Queso, chips and wine are my go-to comfort foods. This is most certainly the least healthy of coping mechanisms, but hey, it works for me.
Puppies. Before Grover, I'd borrow a friend's dog for cuddles, a run, a walk. Puppy love has an incredible way of washing all the tension out of you. Now, I just smother Grover in hugs that I'm not sure he always appreciates. Hey, it's your cost of living in this house, Grovester.
Sleep. Pretty much anyone will tell you that sleep is good for you. A college friend used to say "I can sleep when I die" and it kind of made sense to me in my caffeine fueled college years, but now, I simply revert to a snotty, grumpy five-year old when I'm overly tired. My mom and grandmother seem to function on something like four hours of sleep a night and maybe I'll experience that someday, but for my 30s, I am perfectly cool with going to bed early whenever possible.
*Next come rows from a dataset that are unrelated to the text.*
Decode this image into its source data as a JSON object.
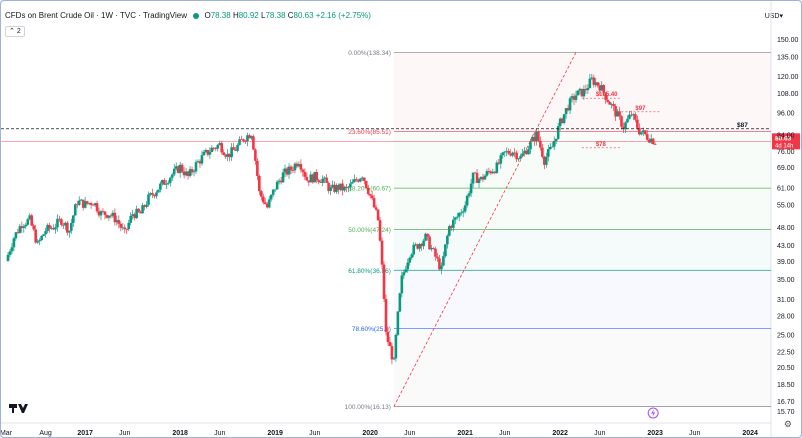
{
  "header": {
    "title": "CFDs on Brent Crude Oil · 1W · TVC · TradingView",
    "open_label": "O",
    "open_value": "78.38",
    "high_label": "H",
    "high_value": "80.92",
    "low_label": "L",
    "low_value": "78.38",
    "close_label": "C",
    "close_value": "80.63",
    "change": "+2.16 (+2.75%)",
    "indicator_count": "2",
    "currency": "USD"
  },
  "colors": {
    "up": "#089981",
    "down": "#f23645",
    "fib_grey": "#787b86",
    "fib_red": "#f23645",
    "fib_orange": "#ff9800",
    "fib_green": "#4caf50",
    "fib_teal": "#089981",
    "fib_blue": "#2962ff"
  },
  "icons": {
    "tradingview_logo": "tradingview-logo-icon",
    "lightning": "lightning-icon",
    "settings": "gear-icon",
    "currency_dropdown": "chevron-down-icon"
  },
  "chart_data": {
    "type": "candlestick",
    "y_scale": "log",
    "ylim": [
      15.7,
      150
    ],
    "xlim": [
      "2016-03",
      "2024-03"
    ],
    "y_ticks": [
      "150.00",
      "135.00",
      "120.00",
      "108.00",
      "96.00",
      "84.00",
      "76.00",
      "69.00",
      "61.00",
      "55.00",
      "48.00",
      "43.00",
      "39.00",
      "35.00",
      "31.00",
      "28.00",
      "25.00",
      "22.50",
      "20.50",
      "18.50",
      "16.70",
      "15.70"
    ],
    "x_ticks": [
      {
        "label": "Mar",
        "date": "2016-03"
      },
      {
        "label": "Aug",
        "date": "2016-08"
      },
      {
        "label": "2017",
        "date": "2017-01"
      },
      {
        "label": "Jun",
        "date": "2017-06"
      },
      {
        "label": "2018",
        "date": "2018-01"
      },
      {
        "label": "Jun",
        "date": "2018-06"
      },
      {
        "label": "2019",
        "date": "2019-01"
      },
      {
        "label": "Jun",
        "date": "2019-06"
      },
      {
        "label": "2020",
        "date": "2020-01"
      },
      {
        "label": "Jun",
        "date": "2020-06"
      },
      {
        "label": "2021",
        "date": "2021-01"
      },
      {
        "label": "Jun",
        "date": "2021-06"
      },
      {
        "label": "2022",
        "date": "2022-01"
      },
      {
        "label": "Jun",
        "date": "2022-06"
      },
      {
        "label": "2023",
        "date": "2023-01"
      },
      {
        "label": "Jun",
        "date": "2023-06"
      },
      {
        "label": "2024",
        "date": "2024-01"
      }
    ],
    "fib_levels": [
      {
        "label": "0.00%(138.34)",
        "price": 138.34,
        "color": "#787b86"
      },
      {
        "label": "23.60%(85.51)",
        "price": 85.51,
        "color": "#f23645"
      },
      {
        "label": "38.20%(60.67)",
        "price": 60.67,
        "color": "#4caf50"
      },
      {
        "label": "50.00%(47.24)",
        "price": 47.24,
        "color": "#4caf50"
      },
      {
        "label": "61.80%(36.86)",
        "price": 36.86,
        "color": "#089981"
      },
      {
        "label": "78.60%(25.9)",
        "price": 25.9,
        "color": "#2962ff"
      },
      {
        "label": "100.00%(16.13)",
        "price": 16.13,
        "color": "#787b86"
      }
    ],
    "fib_start_date": "2020-04",
    "fib_end_date": "2023-01",
    "trend_line": [
      {
        "date": "2020-04",
        "price": 16.13
      },
      {
        "date": "2022-03",
        "price": 138.34
      }
    ],
    "horizontal_dashed": {
      "price": 87,
      "label": "$87"
    },
    "annotations": [
      {
        "label": "$105.40",
        "date": "2022-05",
        "price": 105.4
      },
      {
        "label": "$97",
        "date": "2022-10",
        "price": 97
      },
      {
        "label": "$78",
        "date": "2022-05",
        "price": 78
      }
    ],
    "last_price": {
      "value": "80.63",
      "countdown": "4d 14h",
      "price": 80.63
    },
    "weekly_closes": [
      {
        "date": "2016-03",
        "close": 39
      },
      {
        "date": "2016-04",
        "close": 45
      },
      {
        "date": "2016-05",
        "close": 49
      },
      {
        "date": "2016-06",
        "close": 50
      },
      {
        "date": "2016-07",
        "close": 43
      },
      {
        "date": "2016-08",
        "close": 47
      },
      {
        "date": "2016-09",
        "close": 48
      },
      {
        "date": "2016-10",
        "close": 50
      },
      {
        "date": "2016-11",
        "close": 47
      },
      {
        "date": "2016-12",
        "close": 56
      },
      {
        "date": "2017-01",
        "close": 55
      },
      {
        "date": "2017-02",
        "close": 56
      },
      {
        "date": "2017-03",
        "close": 52
      },
      {
        "date": "2017-04",
        "close": 52
      },
      {
        "date": "2017-05",
        "close": 50
      },
      {
        "date": "2017-06",
        "close": 46
      },
      {
        "date": "2017-07",
        "close": 52
      },
      {
        "date": "2017-08",
        "close": 52
      },
      {
        "date": "2017-09",
        "close": 57
      },
      {
        "date": "2017-10",
        "close": 60
      },
      {
        "date": "2017-11",
        "close": 63
      },
      {
        "date": "2017-12",
        "close": 66
      },
      {
        "date": "2018-01",
        "close": 69
      },
      {
        "date": "2018-02",
        "close": 65
      },
      {
        "date": "2018-03",
        "close": 70
      },
      {
        "date": "2018-04",
        "close": 74
      },
      {
        "date": "2018-05",
        "close": 77
      },
      {
        "date": "2018-06",
        "close": 79
      },
      {
        "date": "2018-07",
        "close": 74
      },
      {
        "date": "2018-08",
        "close": 77
      },
      {
        "date": "2018-09",
        "close": 82
      },
      {
        "date": "2018-10",
        "close": 85
      },
      {
        "date": "2018-11",
        "close": 59
      },
      {
        "date": "2018-12",
        "close": 54
      },
      {
        "date": "2019-01",
        "close": 61
      },
      {
        "date": "2019-02",
        "close": 66
      },
      {
        "date": "2019-03",
        "close": 68
      },
      {
        "date": "2019-04",
        "close": 72
      },
      {
        "date": "2019-05",
        "close": 64
      },
      {
        "date": "2019-06",
        "close": 65
      },
      {
        "date": "2019-07",
        "close": 64
      },
      {
        "date": "2019-08",
        "close": 60
      },
      {
        "date": "2019-09",
        "close": 61
      },
      {
        "date": "2019-10",
        "close": 60
      },
      {
        "date": "2019-11",
        "close": 63
      },
      {
        "date": "2019-12",
        "close": 66
      },
      {
        "date": "2020-01",
        "close": 58
      },
      {
        "date": "2020-02",
        "close": 50
      },
      {
        "date": "2020-03",
        "close": 25
      },
      {
        "date": "2020-04",
        "close": 21
      },
      {
        "date": "2020-05",
        "close": 35
      },
      {
        "date": "2020-06",
        "close": 41
      },
      {
        "date": "2020-07",
        "close": 43
      },
      {
        "date": "2020-08",
        "close": 45
      },
      {
        "date": "2020-09",
        "close": 41
      },
      {
        "date": "2020-10",
        "close": 37
      },
      {
        "date": "2020-11",
        "close": 48
      },
      {
        "date": "2020-12",
        "close": 51
      },
      {
        "date": "2021-01",
        "close": 55
      },
      {
        "date": "2021-02",
        "close": 65
      },
      {
        "date": "2021-03",
        "close": 64
      },
      {
        "date": "2021-04",
        "close": 67
      },
      {
        "date": "2021-05",
        "close": 69
      },
      {
        "date": "2021-06",
        "close": 75
      },
      {
        "date": "2021-07",
        "close": 76
      },
      {
        "date": "2021-08",
        "close": 73
      },
      {
        "date": "2021-09",
        "close": 78
      },
      {
        "date": "2021-10",
        "close": 84
      },
      {
        "date": "2021-11",
        "close": 72
      },
      {
        "date": "2021-12",
        "close": 78
      },
      {
        "date": "2022-01",
        "close": 90
      },
      {
        "date": "2022-02",
        "close": 100
      },
      {
        "date": "2022-03",
        "close": 107
      },
      {
        "date": "2022-04",
        "close": 109
      },
      {
        "date": "2022-05",
        "close": 117
      },
      {
        "date": "2022-06",
        "close": 113
      },
      {
        "date": "2022-07",
        "close": 104
      },
      {
        "date": "2022-08",
        "close": 96
      },
      {
        "date": "2022-09",
        "close": 88
      },
      {
        "date": "2022-10",
        "close": 95
      },
      {
        "date": "2022-11",
        "close": 86
      },
      {
        "date": "2022-12",
        "close": 83
      },
      {
        "date": "2023-01",
        "close": 80.63
      }
    ]
  }
}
All other outside factors aside, I'm usually most irritable when I feel overwhelmed. I can do something about sleep. I can work to let all the irritating things roll off my back, but I can't do anything about external forces. So when I feel the overwhelm creeping and the blood pressure rising, I tune into a good Spotify playlist, make a plan of attack and then take action. As I tackle my to-do list and starting making meaningful progress on projects, my focus sharpens and all those irritations start to melt away.
Don't let me fool you into thinking I'm some sort of Zen master. I most certainly am not. But, I'm working on it. I will not be owned by those nonsensical, inconsequential, illogical, silly irritations.
What about you, how do you manage daily irritations and those things that you know are nonsensical and yet still make you highly agitated?